学習塾大手の㈱全教研(福岡市中央区赤坂1丁目、堀口宏吉社長)は、2026年度の新学期より、生徒の自己肯定感や意欲を数値化する「自信度診断シート」を導入した。

従来の学力偏差値だけでなく、学習の原動力となる心理面を客観的に把握し、指導の最適化を図る。背景には、受験競争の中で結果のみを重視され、自信を失う生徒が増加している現状がある。
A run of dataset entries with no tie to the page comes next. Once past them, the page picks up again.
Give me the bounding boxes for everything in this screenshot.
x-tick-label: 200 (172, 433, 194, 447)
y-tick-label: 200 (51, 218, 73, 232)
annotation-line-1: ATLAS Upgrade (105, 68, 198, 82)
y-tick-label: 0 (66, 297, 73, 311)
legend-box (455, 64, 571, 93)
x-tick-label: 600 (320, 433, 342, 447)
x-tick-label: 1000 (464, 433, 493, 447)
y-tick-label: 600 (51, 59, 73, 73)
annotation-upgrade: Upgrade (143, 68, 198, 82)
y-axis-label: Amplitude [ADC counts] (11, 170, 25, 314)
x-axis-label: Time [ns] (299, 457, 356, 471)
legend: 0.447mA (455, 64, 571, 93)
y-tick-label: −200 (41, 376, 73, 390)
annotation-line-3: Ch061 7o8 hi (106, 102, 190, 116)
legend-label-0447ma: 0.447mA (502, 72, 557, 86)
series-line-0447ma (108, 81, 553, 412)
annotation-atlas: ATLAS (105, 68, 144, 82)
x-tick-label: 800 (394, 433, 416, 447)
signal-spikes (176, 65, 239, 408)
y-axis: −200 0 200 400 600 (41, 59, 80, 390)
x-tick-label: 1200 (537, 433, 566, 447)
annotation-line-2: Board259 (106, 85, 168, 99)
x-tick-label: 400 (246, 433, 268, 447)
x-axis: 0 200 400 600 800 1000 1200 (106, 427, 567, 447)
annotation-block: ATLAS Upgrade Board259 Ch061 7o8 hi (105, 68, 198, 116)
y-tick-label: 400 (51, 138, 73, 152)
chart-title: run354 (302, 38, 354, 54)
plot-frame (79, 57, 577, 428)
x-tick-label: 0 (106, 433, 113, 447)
在塾生への調査では約85%が「成果が見えることで自信がついた」と回答しており 、同社は「成績向上」と、そのプロセスにある「自信の醸成」を両立させる教育モデルの構築を進めていく。

「自信度診断シート」は、20の質問項目に対し生徒が4段階で回答する形式で、「挑戦」「努力」「自分を認める」「自己コントロール」の4指標を80点満点で算出する。各教室では、講師全員で診断結果を共有し、スコアの傾向に応じてスモールステップの学習サイクル構築やコーチングを用いたコミュニケーションなどの個別のサポートを行う。今後は同シートの活用により、保護者に対しても「学力数値」に加え、非認知能力にあたる「心の成長度」を報告できる体制を推進し、地域教育における新たな指導基準の確立を目指す。